Enfin, les sondeurs n’ont pas de point de comparaison pour redresser aussi finement que d’habitude leurs résultats. Cela n’invalide pas totalement les sondages, mais cela invite à prendre ces sondages avec un peu plus de prudence et de distance que d’habitude.

3 RISQUES EN VUE POUR EMMANUEL MACRON

La position d’Emmanuel Macron semble la plus précaire entre les deux candidats en tête actuellement. S’il a perdu 2 points en une semaine, c’est même 3 points en 15 jours selon BVA. Cela alors que le candidat bénéficie d’un alignement des planètes idéal, avec un candidat PS quasiment d’extrême gauche et un candidat LR englué dans les affaires. Il est aussi selon le même sondeur le candidat le plus souvent choisi « par défaut », par 33% de ses électeurs potentiels contre 23% pour la moyenne des candidats.

Les résultats électoraux des derniers mois, du Brexit à Donald Trump en passant par la « droitisation » de l’électorat en France ne plaident pas non plus pour lui, comme le notait très bien le journaliste Éric Dupin sur Slate : Emmanuel Macron est de facto le candidat des diplômés, des gens qui gagnent bien leur vie, des Parisiens, etc., de la France privilégiée en somme. Cet électorat qui a perdu dans la bataille Remain contre Leave pour le Brexit, cet électorat qui préférait Hillary Clinton à Donald Trump, etc. Même dans l’hypothèse d’un duel Le Pen – Macron au second tour, il y a fort à parier que la victoire facile annoncée à Macron par tous les médias depuis des mois ne sera pas si facile que ça.

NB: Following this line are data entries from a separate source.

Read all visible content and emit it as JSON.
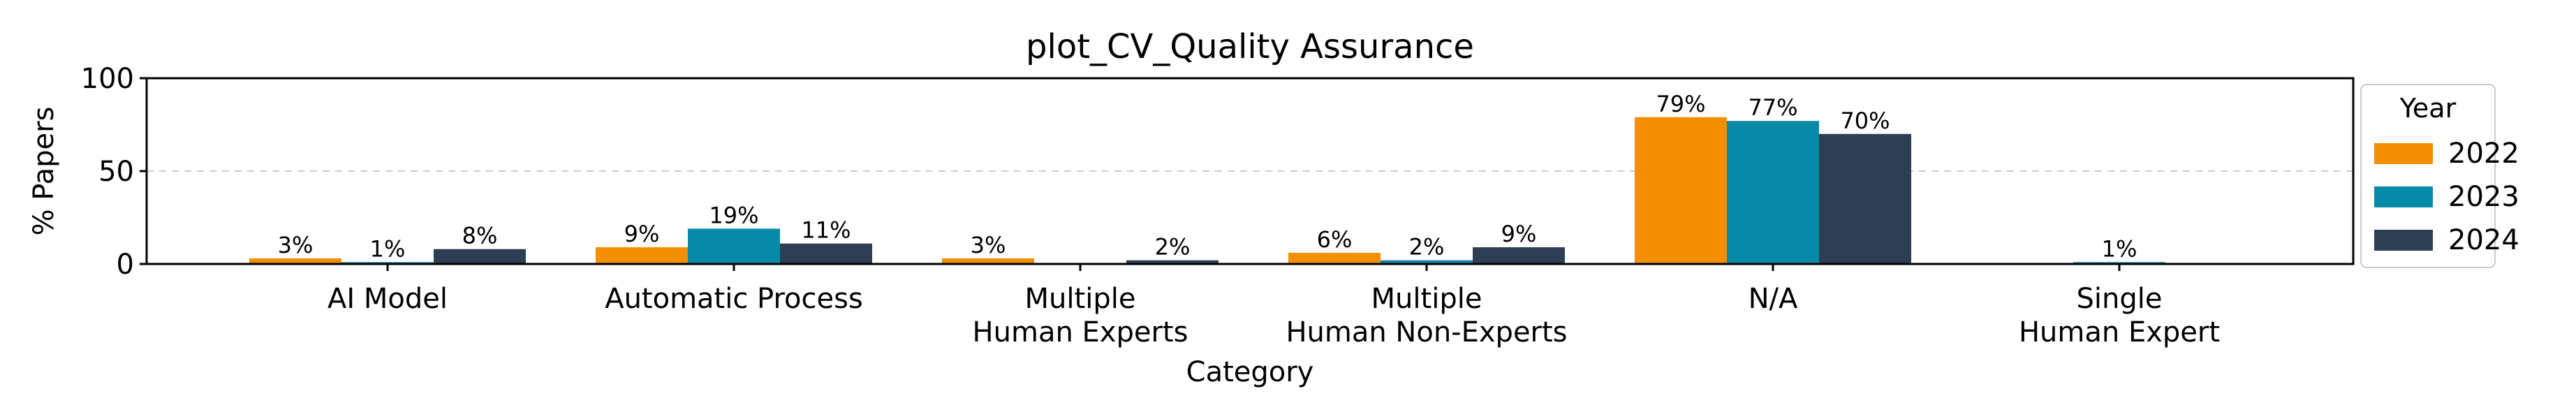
{
  "chart_data": {
    "type": "bar",
    "title": "plot_CV_Quality Assurance",
    "xlabel": "Category",
    "ylabel": "% Papers",
    "ylim": [
      0,
      100
    ],
    "yticks": [
      "0",
      "50",
      "100"
    ],
    "grid": "horizontal dashed at 50",
    "categories": [
      [
        "AI Model"
      ],
      [
        "Automatic Process"
      ],
      [
        "Multiple",
        "Human Experts"
      ],
      [
        "Multiple",
        "Human Non-Experts"
      ],
      [
        "N/A"
      ],
      [
        "Single",
        "Human Expert"
      ]
    ],
    "legend": {
      "title": "Year",
      "placement": "right, outside"
    },
    "series": [
      {
        "name": "2022",
        "color": "#F28E00",
        "values": [
          3,
          9,
          3,
          6,
          79,
          0
        ],
        "labels": [
          "3%",
          "9%",
          "3%",
          "6%",
          "79%",
          ""
        ]
      },
      {
        "name": "2023",
        "color": "#068AA8",
        "values": [
          1,
          19,
          0,
          2,
          77,
          1
        ],
        "labels": [
          "1%",
          "19%",
          "",
          "2%",
          "77%",
          "1%"
        ]
      },
      {
        "name": "2024",
        "color": "#2E3E55",
        "values": [
          8,
          11,
          2,
          9,
          70,
          0
        ],
        "labels": [
          "8%",
          "11%",
          "2%",
          "9%",
          "70%",
          ""
        ]
      }
    ]
  }
}
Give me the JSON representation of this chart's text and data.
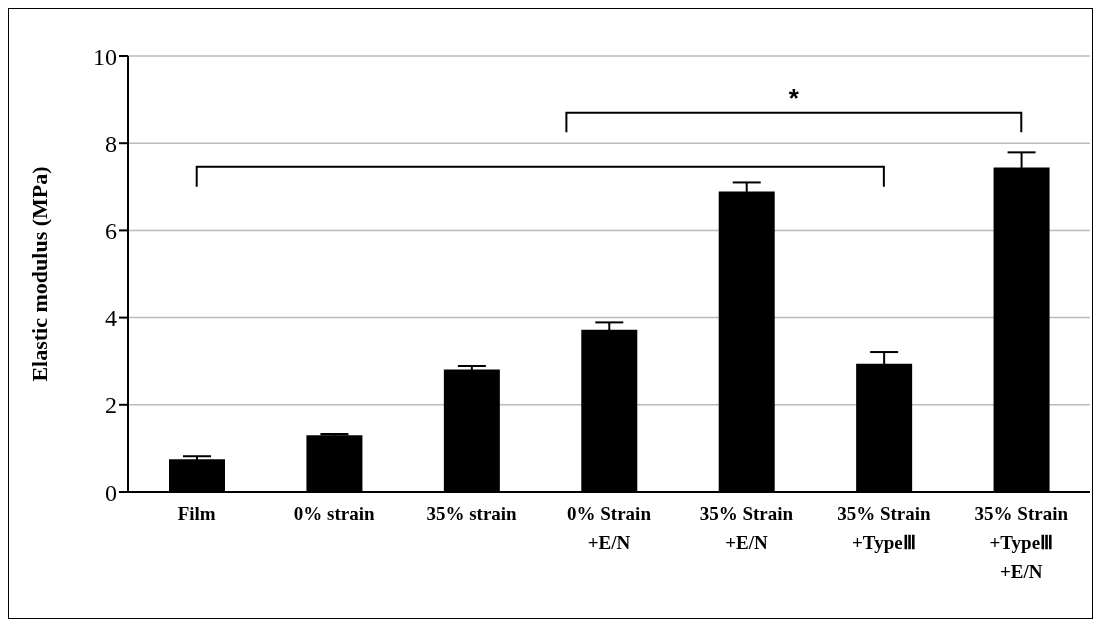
{
  "chart_data": {
    "type": "bar",
    "ylabel": "Elastic modulus (MPa)",
    "categories": [
      "Film",
      "0% strain",
      "35% strain",
      "0% Strain\n+E/N",
      "35% Strain\n+E/N",
      "35% Strain\n+TypeⅢ",
      "35% Strain\n+TypeⅢ\n+E/N"
    ],
    "values": [
      0.75,
      1.3,
      2.81,
      3.72,
      6.89,
      2.94,
      7.44
    ],
    "errors": [
      0.07,
      0.03,
      0.08,
      0.17,
      0.21,
      0.27,
      0.35
    ],
    "color": "#000000",
    "ylim": [
      0,
      10
    ],
    "yticks": [
      0,
      2,
      4,
      6,
      8,
      10
    ],
    "grid": "y",
    "annotations": [
      "*"
    ]
  }
}
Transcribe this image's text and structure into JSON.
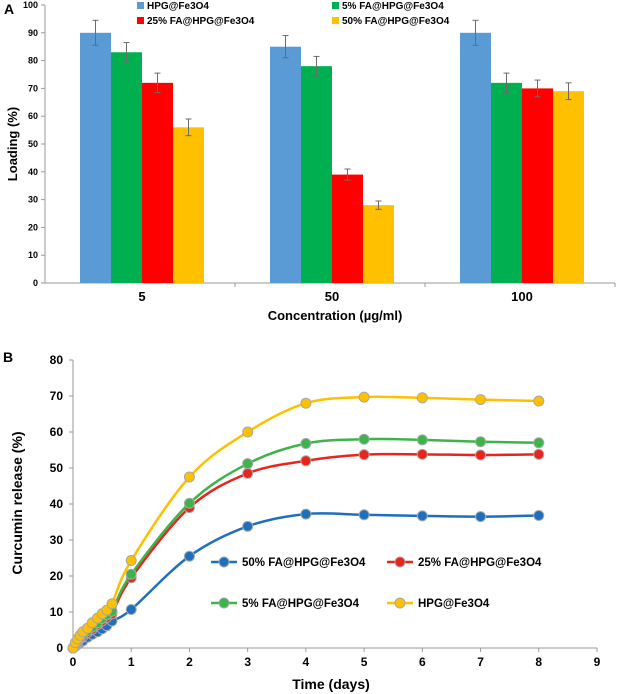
{
  "colors": {
    "hpg": "#5b9bd5",
    "fa5": "#00b050",
    "fa25": "#ff0000",
    "fa50": "#ffc000",
    "lineHpg": "#ffc000",
    "line5": "#3cb44b",
    "line25": "#e8241c",
    "line50": "#1f6fbf",
    "axis": "#9a9a9a",
    "text": "#000000"
  },
  "chart_data": [
    {
      "type": "bar",
      "panel_label": "A",
      "title": "",
      "xlabel": "Concentration (µg/ml)",
      "ylabel": "Loading (%)",
      "categories": [
        "5",
        "50",
        "100"
      ],
      "ylim": [
        0,
        100
      ],
      "yticks": [
        0,
        10,
        20,
        30,
        40,
        50,
        60,
        70,
        80,
        90,
        100
      ],
      "grid": false,
      "legend_position": "top",
      "series": [
        {
          "name": "HPG@Fe3O4",
          "color_key": "hpg",
          "values": [
            90,
            85,
            90
          ],
          "errors": [
            4.5,
            4,
            4.5
          ]
        },
        {
          "name": "5% FA@HPG@Fe3O4",
          "color_key": "fa5",
          "values": [
            83,
            78,
            72
          ],
          "errors": [
            3.5,
            3.5,
            3.5
          ]
        },
        {
          "name": "25% FA@HPG@Fe3O4",
          "color_key": "fa25",
          "values": [
            72,
            39,
            70
          ],
          "errors": [
            3.5,
            2,
            3
          ]
        },
        {
          "name": "50% FA@HPG@Fe3O4",
          "color_key": "fa50",
          "values": [
            56,
            28,
            69
          ],
          "errors": [
            3,
            1.5,
            3
          ]
        }
      ]
    },
    {
      "type": "line",
      "panel_label": "B",
      "title": "",
      "xlabel": "Time (days)",
      "ylabel": "Curcumin release (%)",
      "xlim": [
        0,
        9
      ],
      "ylim": [
        0,
        80
      ],
      "xticks": [
        0,
        1,
        2,
        3,
        4,
        5,
        6,
        7,
        8,
        9
      ],
      "yticks": [
        0,
        10,
        20,
        30,
        40,
        50,
        60,
        70,
        80
      ],
      "grid": false,
      "legend_position": "center-right",
      "series": [
        {
          "name": "50% FA@HPG@Fe3O4",
          "color_key": "line50",
          "x": [
            0,
            0.04,
            0.08,
            0.12,
            0.17,
            0.25,
            0.33,
            0.42,
            0.5,
            0.58,
            0.67,
            1,
            2,
            3,
            4,
            5,
            6,
            7,
            8
          ],
          "y": [
            0,
            0.5,
            1,
            1.5,
            2,
            3,
            3.8,
            4.5,
            5.3,
            6.2,
            7.5,
            10.7,
            25.5,
            33.8,
            37.2,
            37,
            36.7,
            36.5,
            36.8
          ]
        },
        {
          "name": "25% FA@HPG@Fe3O4",
          "color_key": "line25",
          "x": [
            0,
            0.04,
            0.08,
            0.12,
            0.17,
            0.25,
            0.33,
            0.42,
            0.5,
            0.58,
            0.67,
            1,
            2,
            3,
            4,
            5,
            6,
            7,
            8
          ],
          "y": [
            0,
            0.8,
            1.5,
            2.5,
            3.2,
            4.3,
            5.2,
            6.5,
            7.5,
            8.5,
            9.5,
            19.5,
            39,
            48.5,
            52,
            53.7,
            53.8,
            53.6,
            53.8
          ]
        },
        {
          "name": "5% FA@HPG@Fe3O4",
          "color_key": "line5",
          "x": [
            0,
            0.04,
            0.08,
            0.12,
            0.17,
            0.25,
            0.33,
            0.42,
            0.5,
            0.58,
            0.67,
            1,
            2,
            3,
            4,
            5,
            6,
            7,
            8
          ],
          "y": [
            0,
            1,
            2,
            3,
            3.8,
            4.8,
            5.8,
            7,
            8.2,
            9.2,
            10.2,
            20.5,
            40.2,
            51.2,
            56.8,
            58,
            57.8,
            57.3,
            57
          ]
        },
        {
          "name": "HPG@Fe3O4",
          "color_key": "lineHpg",
          "x": [
            0,
            0.04,
            0.08,
            0.12,
            0.17,
            0.25,
            0.33,
            0.42,
            0.5,
            0.58,
            0.67,
            1,
            2,
            3,
            4,
            5,
            6,
            7,
            8
          ],
          "y": [
            0,
            1.5,
            2.5,
            3.5,
            4.5,
            5.5,
            7,
            8.3,
            9.5,
            10.5,
            12.3,
            24.3,
            47.5,
            60,
            68,
            69.7,
            69.5,
            69,
            68.6
          ]
        }
      ]
    }
  ]
}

Enfin, plus le scrutin se rapproche, plus la question des idées devient importante.

UNE POLARISATION DE L’ÉLECTORAT EN BONNE VOIE

Autre élément qui pourrait rebattre toutes les cartes de la présidentielle, les électeurs reviennent à leurs camps historiques : si François Fillon progresse, c’est surtout que ses électeurs « naturels » (sympathisants des Républicains) lâchent progressivement Emmanuel Macron et retournent à leur vote historique de centre droit. Il regagne du terrain chez les sympathisants LR, au détriment d’Emmanuel Macron. À 72% des intentions de vote chez les sympathisants LR, il fait une progression marquée de +5%. À cet égard, les soutiens de moins en moins voilés d’une large partie du PS à Macron semblent peser négativement sur ses intentions de vote.

Les militants fillonistes usent et abusent ainsi de l’argument, comme par exemple la page Facebook « Ridicule TV » animée par des soutiens du candidat LR et qui attaque régulièrement Macron comme héritier direct de François Hollande, avec un certain succès (1,4 million de vues pour cette vidéo) :

De même, une autre page anti Macron, « Emmanuel Micron », attaque l’ancien ministre de Hollande sur la base de ses soutiens majoritairement à gauche, jusqu’au PCF (Robert Hue) :

ET MÉLENCHON ALORS ?

Suite aux débats télévisés, la hausse de J-L Mélenchondans les sondages est indéniable. Mais peut-elle suffire pour perturber le duo (voire le trio) de tête Le Pen – Macron – Fillon ?

 

 L’exercice de prédiction est de haute voltige mais différents éléments plaident contre cette théorie. Au premier chef le fait qu’il faudrait que Mélenchon prenne au moins 3% à Benoît Hamon pour arriver aux niveaux des deux premiers. Ce qui mettrait Benoît Hamon à 5% des suffrages, un niveau difficilement concevable. Enfin, à 59% de sûreté dans le choix, l’électorat de Jean-Luc Mélenchon est le plus instable des 4 premiers candidats selon BVA. Il a donc bien plus à perdre qu’à gagner dans les jours qui vont précéder le 1er tour…

 

Une seule chose est sûre, les Français nous réservent des surprises, et ne devraient pas accepter si facilement le duel vendu avec insistance par Saint-Germain-des-Prés depuis des mois ! Fin du suspense dans deux semaines…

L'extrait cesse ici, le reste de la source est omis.